One of the TV shows I’ve been catching up on lately is Newsroom. It’s a deep drive into modern media capitalism, with a lovable grump for a news anchor named Will McAvoy.

It’s also a fascinating watch for anyone who has or wants to have an audience. There’s lots of issues raised which are poignant far outside the newsroom. Like Shakira.

characteristics of headlines

For example:

– Intern.
-Come on over.
This is the overnight book.
The night crew puts together every story and every press release from everywhere.
Go through this and separate it into four piles– knew that, didn’t know that, don’t care, and Shakira.
But that one’s just for me, all right?

In this conversation snippet, one of the staff, Neal Sampat, explains a key newsroom process to an intern. The staff filters incoming breaking news notifications. They’re old school. They use printouts of the newswire. Given that she’s handed a stack of paper about a foot high, all she’s likely to read is the headlines. The four piles sort out news stories which are geniunely new and important. Everything else is de-priortized.

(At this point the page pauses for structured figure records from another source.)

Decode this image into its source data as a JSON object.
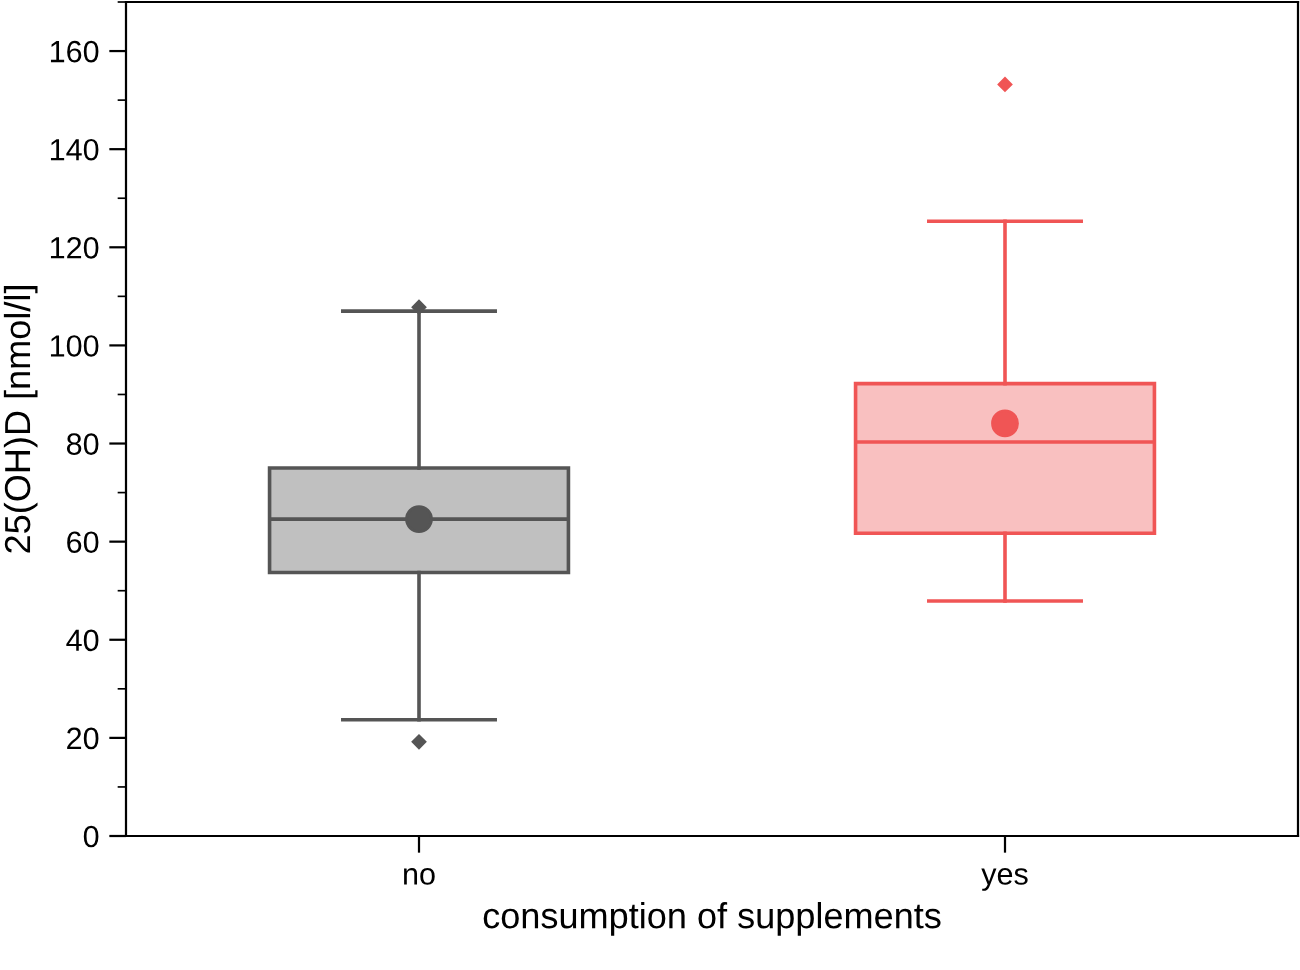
{
  "chart_data": {
    "type": "box",
    "xlabel": "consumption of supplements",
    "ylabel": "25(OH)D [nmol/l]",
    "categories": [
      "no",
      "yes"
    ],
    "series": [
      {
        "color": "#555555",
        "boxes": [
          {
            "low": 23.7,
            "q1": 53.7,
            "median": 64.6,
            "q3": 75.0,
            "high": 107,
            "mean": 64.6,
            "outliers": [
              107.8,
              19.2
            ]
          },
          null
        ]
      },
      {
        "color": "#f05555",
        "boxes": [
          null,
          {
            "low": 47.9,
            "q1": 61.7,
            "median": 80.3,
            "q3": 92.2,
            "high": 125.3,
            "mean": 84.1,
            "outliers": [
              153.2
            ]
          }
        ]
      }
    ],
    "ylim": [
      0,
      170
    ],
    "yticks": [
      0,
      20,
      40,
      60,
      80,
      100,
      120,
      140,
      160
    ],
    "grid": false,
    "legend": false
  }
}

For a newsroom, this is critical. Their audience depends on them to share the most relevant news which impact their lives. After this first cut, the staff meet to plan the order in which the news will air that night.

Your headline needs to have the same effect on a new reader. Would it make it into the “didn’t know that pile”? You know, the pile which also doesn’t include the “don’t care” pile.

Why is specifically the headline so important? According to Copyblogger, 8 out of 10 people will read the headline, but only 2 out of 10 will continue reading. That means your headline is the singlemost important part of your copy. It requires the most effort to get right, say about 80% of your time…especially in persuasive content. Do you see why interviewing your customers and knowing what they want is so critical?

This has always been the case. Direct marketing legend John Caples analyzed high-performing headlines in his classic Scientific Advertising. He found four critical elements to headlines that pull sales:

  1. Self-interest
  2. News
  3. Curiosity
  4. Quick easy way

Self-interest is pretty much a pre-requisite in every case (it’s why features aren’t enough). Without a hint of self-interest, you’ll lose your reader’s attention almost immediately. Beyond that, some combination of the other three will help interest the reader enough to read the next sentence.

And hook in your reader you must.

That’s the sole purpose of your headline.

To turn the browser into becoming a reader.